其中,Lcar为电动车的车身长度。Sp,Sh分别为前车位置及主车位置。Among them, L car is the body length of the electric vehicle. Sp and Sh are the position of the preceding vehicle and the position of the host vehicle, respectively.

1-3.建立电动车电机驱动模型。1-3. Establish electric vehicle motor drive model.

本发明中控制主体是电动车,其驱动力由电机提供。为准确描述车辆的动力学特性,假设不考虑电机效率的约束,电机实际输出力矩Tm与电机转速ωm可表述为:In the present invention, the control body is an electric vehicle, and its driving force is provided by the motor. In order to accurately describe the dynamic characteristics of the vehicle, assuming that the constraints of the motor efficiency are not considered, the actual output torque T m of the motor and the motor speed ω m can be expressed as:

Figure BDA0003723960990000052
Figure BDA0003723960990000052

其中,R和Gr分别为轮胎半径和固定齿轮比,Tω(t)是t时刻的牵引力。where R and G r are the tire radius and fixed gear ratio, respectively, and T ω (t) is the traction force at time t.

1-4.建立电动车电池功率模型。忽略辅件对电池功率的影响,期望输出电池功率可等同于期望电机输入功率,其表达式如下:1-4. Establish an electric vehicle battery power model. Ignoring the influence of accessories on battery power, the expected output battery power can be equal to the expected motor input power, and its expression is as follows:

Figure BDA0003723960990000053
Figure BDA0003723960990000053

其中,Pbat为电池功率;ηm为电机效率。其中电机效率可描述为:Among them, P bat is battery power; η m is motor efficiency. The motor efficiency can be described as:

ηm(t)=fmm(t),Tm(t)) (9)η m (t) = f mm (t), T m (t)) (9)
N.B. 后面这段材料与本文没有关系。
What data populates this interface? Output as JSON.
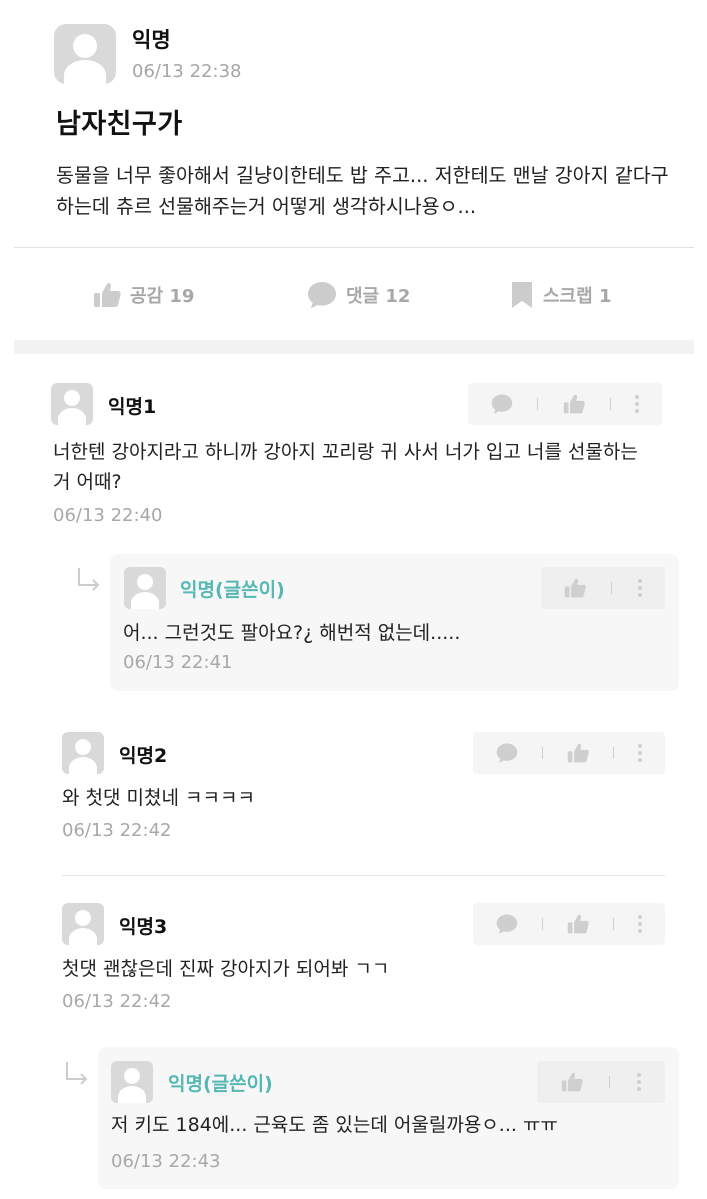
{
  "post": {
    "author": "익명",
    "time": "06/13 22:38",
    "title": "남자친구가",
    "body": "동물을 너무 좋아해서 길냥이한테도 밥 주고... 저한테도 맨날 강아지 같다구 하는데 츄르 선물해주는거 어떻게 생각하시나용ㅇ...",
    "actions": {
      "like_label": "공감 19",
      "comment_label": "댓글 12",
      "scrap_label": "스크랩 1"
    }
  },
  "comments": [
    {
      "author": "익명1",
      "text": "너한텐 강아지라고 하니까 강아지 꼬리랑 귀 사서 너가 입고 너를 선물하는 거 어때?",
      "time": "06/13 22:40",
      "reply": {
        "author": "익명(글쓴이)",
        "text": "어... 그런것도 팔아요?¿ 해번적 없는데.....",
        "time": "06/13 22:41"
      }
    },
    {
      "author": "익명2",
      "text": "와 첫댓 미쳤네 ㅋㅋㅋㅋ",
      "time": "06/13 22:42"
    },
    {
      "author": "익명3",
      "text": "첫댓 괜찮은데 진짜 강아지가 되어봐 ㄱㄱ",
      "time": "06/13 22:42",
      "reply": {
        "author": "익명(글쓴이)",
        "text": "저 키도 184에... 근육도 좀 있는데 어울릴까용ㅇ... ㅠㅠ",
        "time": "06/13 22:43"
      }
    }
  ],
  "colors": {
    "writer_accent": "#55b8b4",
    "muted": "#a8a8a8",
    "avatar_bg": "#d9d9d9"
  },
  "icons": [
    "thumbs-up-icon",
    "speech-bubble-icon",
    "bookmark-icon",
    "more-vertical-icon",
    "reply-arrow-icon"
  ]
}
其中,fm表示电机转换的功率转换效率函数。where f m represents the power conversion efficiency function of the motor conversion.

1-5.建立电动车的充放电电阻模型,如下所示:1-5. Establish the charging and discharging resistance model of the electric vehicle, as shown below:

Figure BDA0003723960990000054
Figure BDA0003723960990000054

其中,SoCbat(t)为电池组在t时刻的荷电状态,Rbat(t)为电池在t时刻的电阻。

Figure BDA0003723960990000055
均为电池组充电模型系数,
Figure BDA0003723960990000056
为电池组放电模型系数, Ibat(t)为t时刻的电池组电流。Among them, SoC bat (t) is the state of charge of the battery pack at time t, and R bat (t) is the resistance of the battery at time t.
Figure BDA0003723960990000055
are the battery pack charging model coefficients,
Figure BDA0003723960990000056
is the battery pack discharge model coefficient, and I bat (t) is the battery pack current at time t.

步骤2、基于多步强化学习的电动车进行生态自适应巡航控制,确定优化目标。Step 2. The electric vehicle based on multi-step reinforcement learning performs ecological adaptive cruise control and determines the optimization target.

2-1基于车辆安全驾驶的优化目标;为了确保车辆行驶的安全性,车间距必须受限于:2-1 Based on the optimization goal of safe driving of vehicles; in order to ensure the safety of vehicle driving, the distance between vehicles must be limited by:

dmin(t)≤dh(t)≤dmax(t) (11)d min (t)≤d h (t)≤d max (t) (11)

其中,dh(t)为车辆在t时刻时,主车与前车的车间距,dmin(t)和dmax(t)分别为所被允许的最小和最大车间距,dmin(t)和dmax(t)均来源于Q表。Among them, d h (t) is the distance between the host vehicle and the preceding vehicle at time t, d min (t) and d max (t) are the allowed minimum and maximum inter-vehicle distances, respectively, d min (t ) and d max (t) are both derived from the Q table.

dmin(t)和dmax(t)分别可表述为:d min (t) and d max (t) can be expressed as:

Figure BDA0003723960990000061
Figure BDA0003723960990000061

2-2.基于车辆驾驶舒适性的优化目标;为了确保驾驶舒适性,电动车的控制输入必须受限于:2-2. Optimization objective based on vehicle driving comfort; in order to ensure driving comfort, the control input of electric vehicles must be limited by:

amin≤U(t)≤amax (13)a min ≤U(t)≤a max (13)

其中,amin和amax分别为所被允许的最小和最大加速度。在本发明中, amin=-1m/s2,amax=1m/s2where a min and a max are the allowed minimum and maximum accelerations, respectively. In the present invention, a min =-1 m/s 2 , a max =1 m/s 2 .

2-3.基于延长车辆电池寿命的优化目标。减小

Figure BDA0003723960990000065
可以延长电池的寿命。因此为了尽可能延长电池寿命,需要使下式尽可能地减小:2-3. Based on the optimization goal of extending vehicle battery life. reduce
Figure BDA0003723960990000065
Extends battery life. Therefore, in order to prolong the battery life as much as possible, the following formula needs to be reduced as much as possible:

Figure BDA0003723960990000062
Figure BDA0003723960990000062

其中,

Figure BDA0003723960990000063
为电池组在t时刻的电流的平方,P0为驾驶循环的开始时刻,Tcyc为驾驶循环的终止时刻。in,
Figure BDA0003723960990000063
is the square of the current of the battery pack at time t, P 0 is the start time of the drive cycle, and T cyc is the end time of the drive cycle.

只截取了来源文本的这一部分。